Royse City council members approved a water and sewer rate increase at their last regular meeting, but there were some bumps on the road to approval.

Without a rate increase, the city’s water and sewer revenue would barely exceed expenses, Chief Financial Officer Joe Stegall told council members at an Oct. 11 special called meeting that preceded the regular meeting.

That situation, according to discussion, could result in the need for the city to dip into its fund reserve.

The rate increase is for this year only and will become effective on Nov.1. During a Sept. 8 workshop meeting, there was discussion involving the need for a rate increase each of the next three years.

Dan V. Jackson, managing director and chief executive of Plano-based economists.com, said during the September workshop meeting that most Royse City residents would see their water bills increase by $3 to $7 per month.

Residents who use about 5,000 gallons of water per month would see an increase of $3 to $6. Customers who use 10,000 gallons of water each month would see an increase of $6 to $7.

Stegall added that city officials will meet in November with a bond rating company. He said “it would put some pressure on our bond rating if we don’t have a rate increase.”

The bumps in the road began after Stegall told the city council that a letter received from the North Texas Municipal Water District on Sept. 23 informed the city that it had exceeded its take or pay amount. That would increase the city’s financial obligation to the NTMWD by $85,000 to $95,000, Stegall said.

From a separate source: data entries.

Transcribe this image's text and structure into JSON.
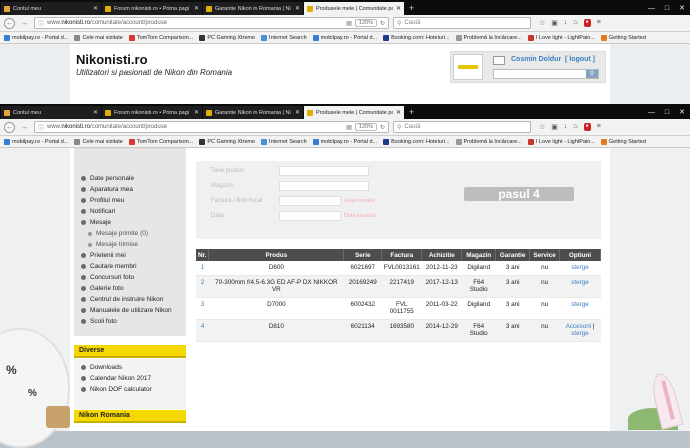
{
  "browser_back": {
    "tabs": [
      {
        "label": "Contul meu",
        "favicon_color": "#e8a33c",
        "active": false
      },
      {
        "label": "Forum nikonisti.ro • Prima pagi",
        "favicon_color": "#e0b000",
        "active": false
      },
      {
        "label": "Garantie Nikon in Romania | Ni",
        "favicon_color": "#e0b000",
        "active": false
      },
      {
        "label": "Produsele mele | Comunitate pa",
        "favicon_color": "#e0b000",
        "active": true
      }
    ],
    "url_prefix": "www.",
    "url_domain": "nikonisti.ro",
    "url_path": "/comunitate/account/produse",
    "zoom": "120%",
    "search_placeholder": "Caută"
  },
  "browser_front": {
    "tabs": [
      {
        "label": "Contul meu",
        "favicon_color": "#e8a33c",
        "active": false
      },
      {
        "label": "Forum nikonisti.ro • Prima pagi",
        "favicon_color": "#e0b000",
        "active": false
      },
      {
        "label": "Garantie Nikon in Romania | Ni",
        "favicon_color": "#e0b000",
        "active": false
      },
      {
        "label": "Produsele mele | Comunitate pa",
        "favicon_color": "#e0b000",
        "active": true
      }
    ],
    "url_prefix": "www.",
    "url_domain": "nikonisti.ro",
    "url_path": "/comunitate/account/produse",
    "zoom": "120%",
    "search_placeholder": "Caută"
  },
  "bookmarks": [
    {
      "label": "mobilpay.ro - Portal d...",
      "color": "#3a7bd5"
    },
    {
      "label": "Cele mai vizitate",
      "color": "#888888"
    },
    {
      "label": "TomTom Comparison...",
      "color": "#d33"
    },
    {
      "label": "PC Gaming Xtreme",
      "color": "#333"
    },
    {
      "label": "Internet Search",
      "color": "#4a90d9"
    },
    {
      "label": "mobilpay.ro - Portal d...",
      "color": "#3a7bd5"
    },
    {
      "label": "Booking.com: Hoteluri...",
      "color": "#1e3c8c"
    },
    {
      "label": "Problemă la încărcare...",
      "color": "#999"
    },
    {
      "label": "I Love light - LightPain...",
      "color": "#c33"
    },
    {
      "label": "Getting Started",
      "color": "#e87a1e"
    }
  ],
  "site": {
    "title": "Nikonisti.ro",
    "subtitle": "Utilizatori si pasionati de Nikon din Romania",
    "user": "Cosmin Doldur",
    "logout": "logout"
  },
  "sidebar": {
    "menu": [
      {
        "label": "Date personale",
        "sub": false
      },
      {
        "label": "Aparatura mea",
        "sub": false
      },
      {
        "label": "Profilul meu",
        "sub": false
      },
      {
        "label": "Notificari",
        "sub": false
      },
      {
        "label": "Mesaje",
        "sub": false
      },
      {
        "label": "Mesaje primite (0)",
        "sub": true
      },
      {
        "label": "Mesaje trimise",
        "sub": true
      },
      {
        "label": "Prietenii mei",
        "sub": false
      },
      {
        "label": "Cautare membri",
        "sub": false
      },
      {
        "label": "Concursuri foto",
        "sub": false
      },
      {
        "label": "Galerie foto",
        "sub": false
      },
      {
        "label": "Centrul de instruire Nikon",
        "sub": false
      },
      {
        "label": "Manualele de utilizare Nikon",
        "sub": false
      },
      {
        "label": "Scoli foto",
        "sub": false
      }
    ],
    "diverse_title": "Diverse",
    "diverse": [
      "Downloads",
      "Calendar Nikon 2017",
      "Nikon DOF calculator"
    ],
    "nikon_title": "Nikon Romania"
  },
  "form": {
    "fields": [
      "Tarie produs",
      "Magazin",
      "Factura / Bon fiscal",
      "Data"
    ],
    "errors": [
      "Fisier invalid",
      "Data invalida"
    ],
    "step_button": "pasul 4"
  },
  "table": {
    "headers": [
      "Nr.",
      "Produs",
      "Serie",
      "Factura",
      "Achizitie",
      "Magazin",
      "Garantie",
      "Service",
      "Optiuni"
    ],
    "rows": [
      {
        "nr": "1",
        "produs": "D600",
        "serie": "6021697",
        "factura": "FVL0013161",
        "achizitie": "2012-11-23",
        "magazin": "Digiland",
        "garantie": "3 ani",
        "service": "nu",
        "optiuni": [
          "sterge"
        ]
      },
      {
        "nr": "2",
        "produs": "70-300mm f/4.5-6.3G ED AF-P DX NIKKOR VR",
        "serie": "20169249",
        "factura": "2217419",
        "achizitie": "2017-12-13",
        "magazin": "F64 Studio",
        "garantie": "3 ani",
        "service": "nu",
        "optiuni": [
          "sterge"
        ]
      },
      {
        "nr": "3",
        "produs": "D7000",
        "serie": "6002432",
        "factura": "FVL 0011755",
        "achizitie": "2011-03-22",
        "magazin": "Digiland",
        "garantie": "3 ani",
        "service": "nu",
        "optiuni": [
          "sterge"
        ]
      },
      {
        "nr": "4",
        "produs": "D810",
        "serie": "6021134",
        "factura": "1693580",
        "achizitie": "2014-12-29",
        "magazin": "F64 Studio",
        "garantie": "3 ani",
        "service": "nu",
        "optiuni": [
          "Accesorii",
          "sterge"
        ]
      }
    ]
  }
}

The city’s minimum annual demand for water under terms of the take or pay contract is about 470 million gallons. This year’s actual use totaled about 527 million gallons, resulting in the additional expense. The 527-million-gallon figure will become the city’s new minimum annual demand.

The finance officer was asked whether he monitored the take or pay contract.

“I probably should have been watching that closer,” Stegall responded. “I guess I didn’t recognize. I had heard that our water sales were actually down this year, so I probably didn’t give it the attention I should have.”

“To me, a mistake of that proportion is not acceptable, non-excusable,” Councilman James Branch said. “Water is probably our biggest revenue generator. Correct? Water and taxes. And yet we overlooked. To me, that is just inexcusable.”

Stegall said a rate increase would have been recommended, even if there had been no NTMWD take or pay issue. The rate increase, he said, would generate approximately $291,000 and would give the city’s water and sewer fund a surplus of $175,000 to $200,000.

Branch responded again.

“I’ve been a businessman a long time. I understand the cost of doing business,” he said. “I understand that, but I feel like you’ve forced me into a corner now and if we don’t vote for it (rate increase), you’re going to tap into the reserves. Right?”

“I don’t have any choice,” Stegall answered.

A short time later, Janet Nichol attempted to move the council along to a vote.

“I think what has happened is very unfortunate and I think that you (Stegall) and Bill (City Manager Bill Shipp) both agree that we need to keep a closer eye on it,” Nichol said. “And if it’s asking North Texas to notify us regularly or whatever we’ve got to do, but regardless of that situation, we still have a rate change. So, I think we need to move on and decide what we’re going to do with it.”

The discussion continued. Later, when it appeared the discussion actually was drawing to a close, Mayor Jerrell Baley asked, “Anybody else?

“I’ll go on record I’m opposed to a rate increase this year,” Branch said. “I will be more willing to look at it next year.”

“Even under the circumstances you know it’s going to tap into the reserves?” Baley asked.

“I think you need to figure how to cut some fat out of that budget,” answered Branch.

“No fat,” responded Shipp.

“I definitely think there’s some fat,” Branch said.

“No sir,” Shipp followed.

“I bet I can find $100,000 worth of fat right now,” Branch said.

Stegall said he looked during the budget process and found maybe $35,000 that could be cut.

“Y’all are for big government and I’m not,” Branch said.

“With this budget, you’re calling big government?” Baley responded.

The discussion ended after that question.

Branch left the special called meeting at 3:50 p.m. and did not return for the regular meeting when the rate increase vote was taken. The special called meeting started at 3 p.m. and the regular meeting started at 5 p.m.

Baley, Nichol, Clay Ellis, Tom Crowley and new council member Matt Wheatley voted in favor of the motion to increase rates. Bill Bell cast the only dissenting vote.